Carys, the thirty-year nursing veteran who she’d flown with for the last four crash-free years, was kneeling beside a first-aid kit. Blood was gushing from a cut in her eyebrow.

‘Thank god you’re okay. How’s the doc?’

‘He’s fine, unlike our new father, who’s got himself in a bit of a state.’

The new father wasn’t the only one. Kirsty was feeling as unlike herself as she’d ever felt. ‘Understandable,’ she said, her voice quavering. Perhaps she’d damaged her throat in the landing. ‘Want me to grab you a bandage?’

‘I’ve got one, I just need a hand with the tape. What happened? I was about to unclick my seatbelt when everything went topsy-turvy.’

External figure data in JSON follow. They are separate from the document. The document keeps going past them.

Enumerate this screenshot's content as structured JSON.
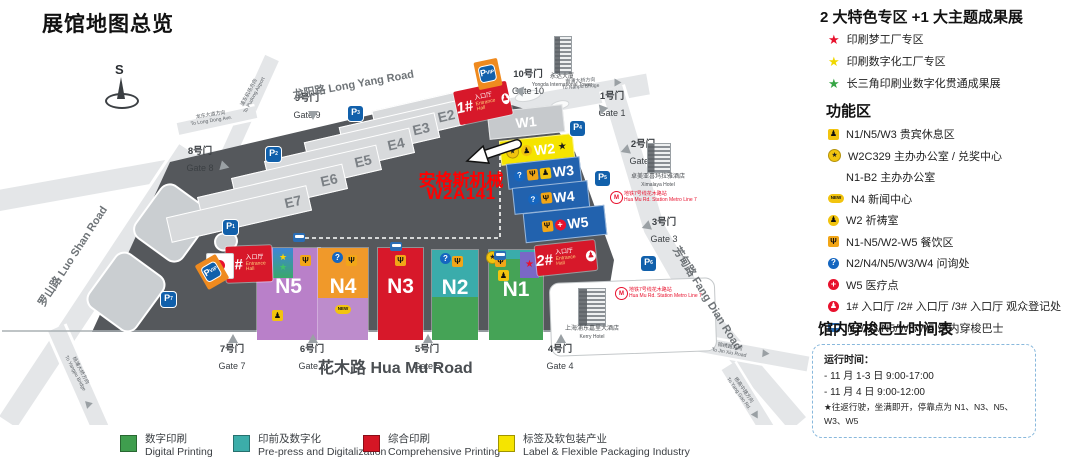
{
  "title": "展馆地图总览",
  "compass": {
    "label": "S"
  },
  "annotation": {
    "company": "安格斯机械",
    "booth": "W2A141"
  },
  "map": {
    "halls_e": [
      "E1",
      "E2",
      "E3",
      "E4",
      "E5",
      "E6",
      "E7"
    ],
    "halls_w": [
      "W1",
      "W2",
      "W3",
      "W4",
      "W5"
    ],
    "halls_n": [
      "N5",
      "N4",
      "N3",
      "N2",
      "N1"
    ],
    "entrances": [
      {
        "num": "1#",
        "cn": "入口厅",
        "en": "Entrance Hall"
      },
      {
        "num": "2#",
        "cn": "入口厅",
        "en": "Entrance Hall"
      },
      {
        "num": "3#",
        "cn": "入口厅",
        "en": "Entrance Hall"
      }
    ],
    "gates": [
      {
        "cn": "1号门",
        "en": "Gate 1"
      },
      {
        "cn": "2号门",
        "en": "Gate 2"
      },
      {
        "cn": "3号门",
        "en": "Gate 3"
      },
      {
        "cn": "4号门",
        "en": "Gate 4"
      },
      {
        "cn": "5号门",
        "en": "Gate 5"
      },
      {
        "cn": "6号门",
        "en": "Gate 6"
      },
      {
        "cn": "7号门",
        "en": "Gate 7"
      },
      {
        "cn": "8号门",
        "en": "Gate 8"
      },
      {
        "cn": "9号门",
        "en": "Gate 9"
      },
      {
        "cn": "10号门",
        "en": "Gate 10"
      }
    ],
    "roads": {
      "longyang": {
        "cn": "龙阳路",
        "en": "Long Yang Road"
      },
      "luoshan": {
        "cn": "罗山路",
        "en": "Luo Shan Road"
      },
      "huamu": {
        "cn": "花木路",
        "en": "Hua Mu Road"
      },
      "fangdian": {
        "cn": "芳甸路",
        "en": "Fang Dian Road"
      }
    },
    "directions": {
      "airport": {
        "cn": "浦东机场方向",
        "en": "To Pudong Airport"
      },
      "longdong": {
        "cn": "龙东大道方向",
        "en": "To Long Dong Ave."
      },
      "nanpu": {
        "cn": "南浦大桥方向",
        "en": "To Nanpu Bridge"
      },
      "yangpu": {
        "cn": "杨浦大桥方向",
        "en": "To Yangpu Bridge"
      },
      "jinxiu": {
        "cn": "锦绣路方向",
        "en": "To Jin Xiu Road"
      },
      "yanggao": {
        "cn": "杨高中路方向",
        "en": "To Yang Gao Rd."
      }
    },
    "parking_label": "P",
    "parking_subs": [
      "3",
      "2",
      "1",
      "7",
      "4",
      "5",
      "6",
      "VIP",
      "VIP"
    ],
    "landmarks": [
      {
        "cn": "永达大厦",
        "en": "Yongda International Tower"
      },
      {
        "cn": "卓美亚喜玛拉雅酒店",
        "en": "Ximalaya Hotel"
      },
      {
        "cn": "上海浦东嘉里大酒店",
        "en": "Kerry Hotel"
      }
    ],
    "metro": {
      "cn": "地铁7号线花木路站",
      "en": "Hua Mu Rd. Station Metro Line 7"
    }
  },
  "sidebar": {
    "special_title": "2 大特色专区 +1 大主题成果展",
    "special_zones": [
      {
        "color": "#e8112d",
        "label": "印刷梦工厂专区"
      },
      {
        "color": "#f0d800",
        "label": "印刷数字化工厂专区"
      },
      {
        "color": "#35a544",
        "label": "长三角印刷业数字化贯通成果展"
      }
    ],
    "functions_title": "功能区",
    "functions": [
      {
        "icon": "vip",
        "label": "N1/N5/W3 贵宾休息区"
      },
      {
        "icon": "starc",
        "label": "W2C329 主办办公室 / 兑奖中心"
      },
      {
        "icon": "",
        "label": "N1-B2 主办办公室"
      },
      {
        "icon": "new",
        "label": "N4 新闻中心"
      },
      {
        "icon": "prayer",
        "label": "W2 祈祷室"
      },
      {
        "icon": "fork",
        "label": "N1-N5/W2-W5 餐饮区"
      },
      {
        "icon": "q",
        "label": "N2/N4/N5/W3/W4 问询处"
      },
      {
        "icon": "med",
        "label": "W5 医疗点"
      },
      {
        "icon": "reg",
        "label": "1# 入口厅 /2# 入口厅 /3# 入口厅 观众登记处"
      },
      {
        "icon": "bus",
        "label": "N1/N3/N5/W3/W5 馆内穿梭巴士"
      }
    ],
    "shuttle_title": "馆内穿梭巴士时间表",
    "shuttle": {
      "heading": "运行时间：",
      "lines": [
        "- 11 月 1-3 日 9:00-17:00",
        "- 11 月 4 日 9:00-12:00",
        "★往返行驶，坐满即开，停靠点为 N1、N3、N5、W3、W5"
      ]
    }
  },
  "legend": [
    {
      "color": "#3f9e4e",
      "cn": "数字印刷",
      "en": "Digital Printing"
    },
    {
      "color": "#3cada9",
      "cn": "印前及数字化",
      "en": "Pre-press and Digitalization"
    },
    {
      "color": "#d51625",
      "cn": "综合印刷",
      "en": "Comprehensive Printing"
    },
    {
      "color": "#f5e400",
      "cn": "标签及软包装产业",
      "en": "Label & Flexible Packaging Industry"
    }
  ]
}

‘I’m so sorry, Carys. We had a problem with the landing gear.’ And when she could pull herself together, she’d go check out what that problem had been.

‘So … no take-off, huh?’

‘No take-off,’ she confirmed, ripping off tape with her teeth and securing a pad of gauze to the nurse’s eyebrow. And they both knew the other of the two Mediflight West planes was en route to a vehicle roll-over five hundred kilometres south. Patient critical, blood loss … that’d take priority over a birth, breech or not. ‘I’ll radio John.’

John Mann would ring everybody he knew in the district who kept a set of wings in their shed. If anyone could find a plane to get Mrs Ullrich to hospital, it would be him.

Another cry made her jerk, and she looked over to the back of the farm ute parked by the old airstrip. ‘Poor woman. Is our new doctor up for this? He looks as though he started shaving about three weeks ago. And how are you feeling, Carys? Dizzy? Loss of vision? Nausea?’

It was easy to name the likely symptoms, because they were the ones she was feeling herself.

‘I’m good,’ said the nurse. ‘Haul me up, will you, lovey? Sounds like I’m needed.’

Kirsty’s hands had a tremor when she reached out to help Carys. That must be the bang to the head making everything around her judder.

Yes. Juddery was the word. She felt off, and sick, and juddery. ‘You sure you’re not concussed?’ she said. She wanted to ask Carys to check if she was concussed, but she wasn’t the patient here. She wasn’t the one wailing in the back of a ute.

Carys—bless her, too, for surviving—was back in action mode. ‘Right. Let’s get ourselves a little organised, shall we? Young master Ullrich seems to be in a hurry to arrive, and he’s setting our timetable here. Looks like we’re having a baby in a paddock today, bum first. You reckon you can get into the cargo hold?’

Kirsty forced herself to check out the B200. The plane’s body and wings were intact, so long as you didn’t dwell upon the sheered strips of paint and aluminium where the wingtip had furrowed a new rut in the old airstrip.

The nosecone looked like it had been hit by a freight train, and the starboard propellor—what was left of it—would never see service again.

‘I can get in,’ she said. ‘Tell me what we need.’

‘The humidicrib and the duffle marked INFANT, and the jerry can of sterile water.’

‘I’m on it.’ Busy was good. Busy could fix anything.

But then anything she could do was done, and the medical team were a hundred per cent focussed on the young mum trying to deliver her baby in the back of a ute. She stood in the red dirt, cradling her bruised arm with one hand, and over the agonised noises coming from Janey Ullrich, all she could hear was her mother’s words.

Bad shit happens to Foxes.

Only … stuck out here on a red dirt airstrip, running away wasn’t an option.